Leviers : le dispositif de l’accord AGIRC ARRCO du 30/10/2015 est paramétrable. Il est constitué de différents leviers dont les taux, seuils et plafonds, ou modalités qui peuvent être modifiés en accord avec les partenaires sociaux en fonction des besoins conjoncturels, sans avoir à refondre la structure même de l’accord.

Taux de transformation : taux de transformation du salaire en rente. Il s’agit du taux qui, appliqué au montant du dernier salaire, permet d’obtenir le montant de la rente de retraite d’un salarié.

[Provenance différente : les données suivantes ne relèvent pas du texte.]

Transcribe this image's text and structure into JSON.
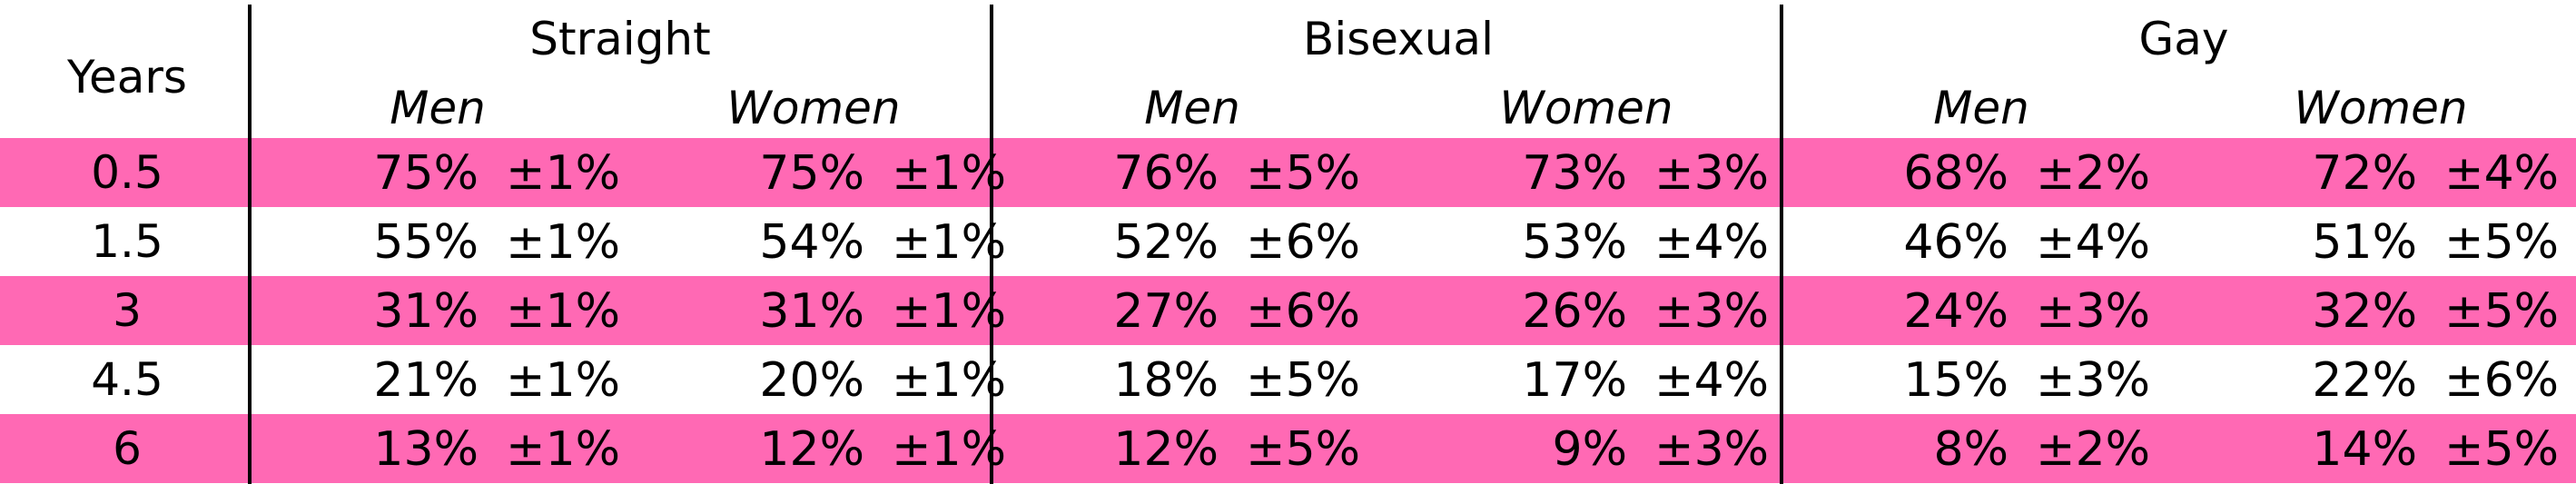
{
  "band_color": "#ff69b4",
  "chart_data": {
    "type": "table",
    "corner_header": "Years",
    "groups": [
      {
        "label": "Straight",
        "subcolumns": [
          "Men",
          "Women"
        ]
      },
      {
        "label": "Bisexual",
        "subcolumns": [
          "Men",
          "Women"
        ]
      },
      {
        "label": "Gay",
        "subcolumns": [
          "Men",
          "Women"
        ]
      }
    ],
    "rows": [
      {
        "years": "0.5",
        "cells": [
          [
            "75%",
            "±1%"
          ],
          [
            "75%",
            "±1%"
          ],
          [
            "76%",
            "±5%"
          ],
          [
            "73%",
            "±3%"
          ],
          [
            "68%",
            "±2%"
          ],
          [
            "72%",
            "±4%"
          ]
        ]
      },
      {
        "years": "1.5",
        "cells": [
          [
            "55%",
            "±1%"
          ],
          [
            "54%",
            "±1%"
          ],
          [
            "52%",
            "±6%"
          ],
          [
            "53%",
            "±4%"
          ],
          [
            "46%",
            "±4%"
          ],
          [
            "51%",
            "±5%"
          ]
        ]
      },
      {
        "years": "3",
        "cells": [
          [
            "31%",
            "±1%"
          ],
          [
            "31%",
            "±1%"
          ],
          [
            "27%",
            "±6%"
          ],
          [
            "26%",
            "±3%"
          ],
          [
            "24%",
            "±3%"
          ],
          [
            "32%",
            "±5%"
          ]
        ]
      },
      {
        "years": "4.5",
        "cells": [
          [
            "21%",
            "±1%"
          ],
          [
            "20%",
            "±1%"
          ],
          [
            "18%",
            "±5%"
          ],
          [
            "17%",
            "±4%"
          ],
          [
            "15%",
            "±3%"
          ],
          [
            "22%",
            "±6%"
          ]
        ]
      },
      {
        "years": "6",
        "cells": [
          [
            "13%",
            "±1%"
          ],
          [
            "12%",
            "±1%"
          ],
          [
            "12%",
            "±5%"
          ],
          [
            "9%",
            "±3%"
          ],
          [
            "8%",
            "±2%"
          ],
          [
            "14%",
            "±5%"
          ]
        ]
      }
    ]
  }
}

Malus : l’une des dispositions de l’accord AGIRC ARRCO du 30/10/2015 est un système de bonus / malus accordé au salarié en fonction de son choix de date de départ à la retraite, entre 60 et 67 ans : malus de 10 % sur le montant de la rente entre 60 et 63 ans, bonus de 10 % entre 64 et 67 ans.

Taux d’appel : taux appliqué au montant d’une cotisation pour en déterminer son prix d’achat. Actuellement, une cotisation de 100 € est payée 125 € car le taux d’appel est égal à 125 %.

Sur/sous indexation : revalorisation d’un indice majorée ou minorée par rapport à son indicateur de référence (= indicateur ± x point).